Be it clean or dirty fuel energy, prices matter. To run economies, you need a willing workforce to make and buy goods and services, access to capital to finance economic activity and energy to transport and transform raw materials into finished goods. Long-term inflation and economic destabilisation will occur when any of these become prohibitively expensive. It was before my time but anyone who remembers the 1973 oil price shock will have witnessed the extreme damage the likes of petrol rationing can cause to economic activity. Higher energy prices feed directly through to the supply chain and cause direct increases in almost every commodity be they agricultural or industrial.
So how can investors protect themselves against the rising cost of most things? Equities are a real asset and providing companies have pricing power, their sales and profits should rise with inflation, and there too their share prices. But to a point. If the cost of living rises too much, consumer spending will be impinged and workers will demand more pay causing a spiral in cost and less revenue. One potential way investors can protect themselves against the damaging effect of excessive inflation is by hedging via some of the direct commodities themselves.
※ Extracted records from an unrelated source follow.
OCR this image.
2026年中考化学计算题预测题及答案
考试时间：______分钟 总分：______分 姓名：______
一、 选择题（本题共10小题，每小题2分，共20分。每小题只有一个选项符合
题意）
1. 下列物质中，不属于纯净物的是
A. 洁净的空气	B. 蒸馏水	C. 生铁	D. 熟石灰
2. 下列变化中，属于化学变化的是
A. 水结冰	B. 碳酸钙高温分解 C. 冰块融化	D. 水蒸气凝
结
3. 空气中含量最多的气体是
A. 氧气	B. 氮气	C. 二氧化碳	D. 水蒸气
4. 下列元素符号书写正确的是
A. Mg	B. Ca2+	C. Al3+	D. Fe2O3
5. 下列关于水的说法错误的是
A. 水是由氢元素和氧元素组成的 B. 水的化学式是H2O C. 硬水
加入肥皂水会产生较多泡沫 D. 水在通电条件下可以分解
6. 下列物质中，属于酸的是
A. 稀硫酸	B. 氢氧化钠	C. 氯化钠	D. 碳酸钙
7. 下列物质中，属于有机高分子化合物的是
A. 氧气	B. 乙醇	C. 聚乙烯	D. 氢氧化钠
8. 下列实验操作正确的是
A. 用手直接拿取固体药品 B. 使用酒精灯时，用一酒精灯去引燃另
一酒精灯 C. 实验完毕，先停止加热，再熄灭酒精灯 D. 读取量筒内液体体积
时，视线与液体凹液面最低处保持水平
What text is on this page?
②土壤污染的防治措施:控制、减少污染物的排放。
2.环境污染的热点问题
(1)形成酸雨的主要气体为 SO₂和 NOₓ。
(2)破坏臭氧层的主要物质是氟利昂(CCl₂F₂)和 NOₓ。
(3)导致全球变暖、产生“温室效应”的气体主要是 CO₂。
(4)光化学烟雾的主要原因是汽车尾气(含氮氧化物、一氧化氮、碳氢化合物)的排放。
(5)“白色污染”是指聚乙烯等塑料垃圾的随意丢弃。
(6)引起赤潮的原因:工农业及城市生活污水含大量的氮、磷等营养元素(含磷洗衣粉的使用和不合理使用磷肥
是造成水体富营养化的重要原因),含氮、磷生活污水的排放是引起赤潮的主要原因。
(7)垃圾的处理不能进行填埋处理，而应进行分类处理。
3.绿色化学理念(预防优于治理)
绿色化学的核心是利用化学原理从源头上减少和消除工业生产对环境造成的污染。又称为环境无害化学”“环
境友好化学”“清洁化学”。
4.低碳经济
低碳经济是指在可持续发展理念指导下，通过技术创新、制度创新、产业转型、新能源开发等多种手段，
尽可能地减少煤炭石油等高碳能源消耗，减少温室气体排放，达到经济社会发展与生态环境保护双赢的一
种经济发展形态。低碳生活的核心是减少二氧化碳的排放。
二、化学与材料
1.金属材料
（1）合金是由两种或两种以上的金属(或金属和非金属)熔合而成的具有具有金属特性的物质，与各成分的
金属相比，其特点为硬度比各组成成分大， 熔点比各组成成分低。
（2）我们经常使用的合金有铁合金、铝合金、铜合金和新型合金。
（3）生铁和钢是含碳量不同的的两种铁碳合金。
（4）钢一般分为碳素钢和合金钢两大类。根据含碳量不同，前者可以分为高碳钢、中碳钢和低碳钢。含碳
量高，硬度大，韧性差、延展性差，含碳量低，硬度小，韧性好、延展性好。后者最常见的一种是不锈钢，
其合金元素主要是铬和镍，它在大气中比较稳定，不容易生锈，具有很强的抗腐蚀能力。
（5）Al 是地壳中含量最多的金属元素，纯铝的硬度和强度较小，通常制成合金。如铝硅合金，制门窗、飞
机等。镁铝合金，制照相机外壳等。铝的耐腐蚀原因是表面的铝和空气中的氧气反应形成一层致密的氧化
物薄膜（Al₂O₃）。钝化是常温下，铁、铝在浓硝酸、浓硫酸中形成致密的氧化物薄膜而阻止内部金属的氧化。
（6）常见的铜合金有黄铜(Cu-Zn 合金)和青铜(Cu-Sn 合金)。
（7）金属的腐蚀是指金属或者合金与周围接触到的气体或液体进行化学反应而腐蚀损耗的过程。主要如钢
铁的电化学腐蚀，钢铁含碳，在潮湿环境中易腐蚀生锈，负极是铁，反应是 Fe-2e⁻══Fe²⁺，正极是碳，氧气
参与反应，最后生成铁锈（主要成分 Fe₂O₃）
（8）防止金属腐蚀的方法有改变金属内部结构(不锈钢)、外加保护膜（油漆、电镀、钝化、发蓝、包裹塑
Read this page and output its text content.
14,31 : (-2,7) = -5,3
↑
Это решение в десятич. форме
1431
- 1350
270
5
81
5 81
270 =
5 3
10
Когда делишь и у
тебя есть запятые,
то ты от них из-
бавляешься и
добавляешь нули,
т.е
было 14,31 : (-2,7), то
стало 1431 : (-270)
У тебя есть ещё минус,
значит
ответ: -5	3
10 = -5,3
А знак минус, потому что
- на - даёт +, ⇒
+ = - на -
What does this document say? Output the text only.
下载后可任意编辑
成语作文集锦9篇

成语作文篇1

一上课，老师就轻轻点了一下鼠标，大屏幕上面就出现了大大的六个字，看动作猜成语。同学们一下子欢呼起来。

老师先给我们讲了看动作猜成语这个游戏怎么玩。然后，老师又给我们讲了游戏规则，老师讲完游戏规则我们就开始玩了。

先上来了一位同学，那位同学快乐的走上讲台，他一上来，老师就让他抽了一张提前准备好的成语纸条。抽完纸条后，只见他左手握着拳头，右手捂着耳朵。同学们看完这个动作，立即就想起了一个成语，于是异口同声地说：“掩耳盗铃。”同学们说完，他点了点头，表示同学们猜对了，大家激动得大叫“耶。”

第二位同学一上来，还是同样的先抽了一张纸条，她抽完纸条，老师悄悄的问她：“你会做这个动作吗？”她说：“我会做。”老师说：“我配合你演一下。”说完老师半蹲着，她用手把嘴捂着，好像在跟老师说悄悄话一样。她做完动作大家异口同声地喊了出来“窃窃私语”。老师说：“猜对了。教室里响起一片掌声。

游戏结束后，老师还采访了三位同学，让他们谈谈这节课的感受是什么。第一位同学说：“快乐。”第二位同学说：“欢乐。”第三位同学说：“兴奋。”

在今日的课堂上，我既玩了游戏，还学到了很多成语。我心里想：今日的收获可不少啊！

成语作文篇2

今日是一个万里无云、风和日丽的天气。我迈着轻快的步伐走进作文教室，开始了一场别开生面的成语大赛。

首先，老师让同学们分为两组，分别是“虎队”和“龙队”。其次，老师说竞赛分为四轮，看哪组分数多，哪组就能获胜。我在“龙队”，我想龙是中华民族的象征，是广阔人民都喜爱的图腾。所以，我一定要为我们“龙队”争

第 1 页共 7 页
Or more easily through investing in those companies who extract and have strategic reserves of the most crucial commodities. The decarbonisation trend has seen governments trying to phase out fossil fuels too quickly, leading to chronic underinvestment in new capital projects and capital markets largely closed to all but the largest players. Equally much-needed environmental considerations have also significantly lengthened the lead times in extracting key commodities for the energy transition such as copper and lithium.
The UK market is the home of many of the biggest energy and resource companies in the world including BP and Shell, two of the original Seven Sister oil companies, who prior to the 1973 oil price crisis notoriously controlled some 85% of global oil reserves. It also includes most of the world’s largest miners including a company we know well, Rio Tinto who are the world’s second largest diversified miner with a particular focus on industrial commodities. As well as being global market leader in iron ore and top five in aluminium and copper, Rio provides exposure to some of the world’s largest prospective lithium projects in Serbia and South America. We consider these businesses to be ahead of their international peers in their own energy transition and carbon neutrality goals. They are also highly profitable, BP, Shell and Rio will have combined 2021 underlying earnings approaching $100bn making them some of the cheapest large equities in the world on traditional metrics such as price earnings ratio and dividend yield. In an increasingly expensive world, they could provide a low cost and high yield portfolio inflation hedge so perhaps investors should not rule them out just yet.
Wishing you all the best for the year ahead!